Ideas

Notes for next time (this is being written in June, 2008): Consider teaching authors who tell you how to read their work. For instance, in Around the Day in 80 Worlds and in “Blow-up,” CORTAZAR does this. “It will never be known how this story should be told.”

Key authors maybe: romance, Garcilaso, Sor Juana, Lorca, Borges, Carpentier, CORTAZAR, MOREJON, Berman, GUILLEN.

Un pensamiento en “Ideas

  1. Leslie:
    This is the course in which you learn to scan poetry. You learn to do close readings of four genres. You learn to formulate an analytical thesis statement. You learn all sorts of rhetorical terms. You learn to write expository prose in that language. I am thinking that some of these things should now be taught later. I am thinking that the thesis statements and expository prose have to go. Perhaps all the assignments should be much more exploratory and creative, and this course should not be writing intensive in the traditional way.

    Clarissa:
    I do teach this course in Spanish and I can’t tell you how hard I have to struggle against this “I-need-to-formulate-a-thesis-statement” obsession that my students bring with them from high school. They are taught this formulaic approach to writing that becomes so deeply ingrained it’s impossible to teach them it isn’t necessary. When I tell them it’s ok to forget about the formula and take a more creative, personal approach to writing, they often don’t believe that I actually mean it.

    Leslie:
    Thanks for the heads-up, Clarissa! I just wish I could get them to form a thesis statement!
    Mine want to:
    a) summarize
    b) regurgitate the author’s biography
    c) repeat what they were taught about this author/this text in the middle school courses they took on patrimonio nacional
    d) talk in general on the issue raised (i.e. if they are to comment on an essay about contraception, they don’t realize they should comment on the essay. They take a remark from it and go on about how and why they agree or disagree, and evade discussing the rest of the text at all!)

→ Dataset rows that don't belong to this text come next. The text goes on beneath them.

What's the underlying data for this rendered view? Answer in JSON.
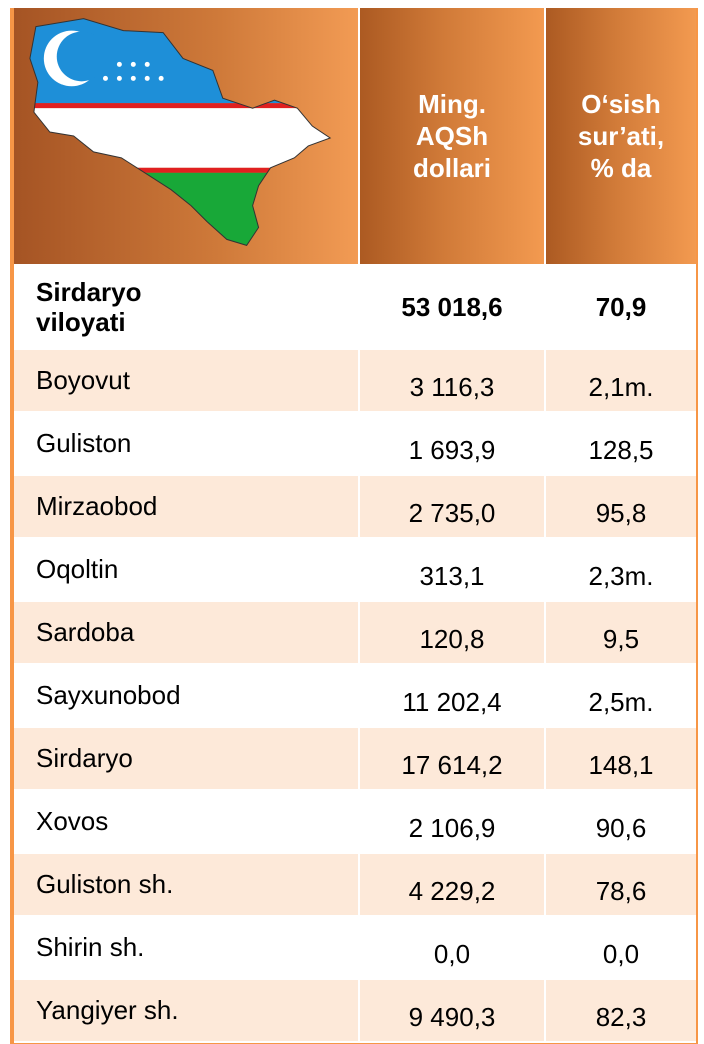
{
  "table": {
    "header": [
      [
        "Ming.",
        "AQSh",
        "dollari"
      ],
      [
        "O‘sish",
        "sur’ati,",
        "% da"
      ]
    ],
    "total": [
      "Sirdaryo viloyati",
      "53 018,6",
      "70,9"
    ],
    "rows": [
      [
        "Boyovut",
        "3 116,3",
        "2,1m."
      ],
      [
        "Guliston",
        "1 693,9",
        "128,5"
      ],
      [
        "Mirzaobod",
        "2 735,0",
        "95,8"
      ],
      [
        "Oqoltin",
        "313,1",
        "2,3m."
      ],
      [
        "Sardoba",
        "120,8",
        "9,5"
      ],
      [
        "Sayxunobod",
        "11 202,4",
        "2,5m."
      ],
      [
        "Sirdaryo",
        "17 614,2",
        "148,1"
      ],
      [
        "Xovos",
        "2 106,9",
        "90,6"
      ],
      [
        "Guliston sh.",
        "4 229,2",
        "78,6"
      ],
      [
        "Shirin sh.",
        "0,0",
        "0,0"
      ],
      [
        "Yangiyer sh.",
        "9 490,3",
        "82,3"
      ]
    ]
  }
}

    That’s why I’m thinking that trying to get them to be analytical in the way I expect is too advanced. (I also can’t get them to believe me that a thesis or focus isn’t something you are going to “prove,” it’s the point of departure for an exploration.)

    But suddenly, reading your comment, I wonder whether I am too thesis driven myself and whether that might be a source of some of my own woes. Interesting.

    Joanna:
    I force them to learn how to write an “explicación de texto” in which there is less emphasis on the thesis statement and more on “what does this mean and how do you know, in the order in which it was written?” when they can do that acceptably, they write a thesis driven thematic essay, at the end of the semester. I allow them to make a kind of summary or descriptive statement at the beginning, but they are really discouraged from generalities and obliged to provide textual evidence for all assertions. Since we are still in language-learning mode, paying attention to things like adjective endings, verb tenses and pronouns helps them bridge the gap between their general impressions and the need to be specific. Those who have already learned some writing skills in English usually are able to transfer them, but large numbers have been poorly taught.

    Annie:
    Such a timely topic since I just read 35 intro lit essays, 10 of them plot summaries or random jottings about how much they liked or disliked the story.

    I’ve nothing to add since I go back and forth on what to do in a gen ed lit class where I want them to write about the stories. A variety of writing assignments? Maybe one thesis-based, one creative re-visioning, one research context?

    Leslie:
    This is fun!

    Yes. I have them write a journal for that reason. Someone lazy just alleged to me that she is “afraid” to write it before hearing what is said in class for fear it might be “wrong.”

    For part of the journal, they are supposed to respond to explicacion de texto type questions. This is also what we talk about in class.

    But: what two good students recommended today was:
    – daily quizzes on explicacion de texto type questions
    – 2 creative response type papers or projects: creative writing, personal essay, art work with artist’s statement, video, etc.
    – 2 expository / analytical / argumentative essays (perhaps give a choice between explicacion de texto and others: have the default be a formal explicacion de texto and only let them do thesis driven pieces if they have a reason to, something they just must say)
    – when the essay is due, have peer editing and part of the grade is their critique of someone else’s paper, so they have to show they’ve read something they didn’t write on
    – final exam as now, theatre performance where the grade is on, how well did the decisions on how to stage the piece reflect a serious consideration of the text?
    – at the final, the audience writes commentaries on the different performances, so they have to be able to speak cogently about plays other than the one they ended up working on (they have to know those texts too)
    (The plays are very short and there is more than one group staging each.)

    History Professor:
    My students do that thing with random generalities sometimes. It’s weird.

    Some of them especially like to introduce their essay with a paragraph of inane generalities, or sometimes to introduce each paragraph with a sentence. Something like, “Most would agree childhood innocence is something to be cherished.” Then they go on to discuss a specific bad thing that happened to a specific child.

    And I’m like, huh? I don’t really understand what they are trying to do when they do that.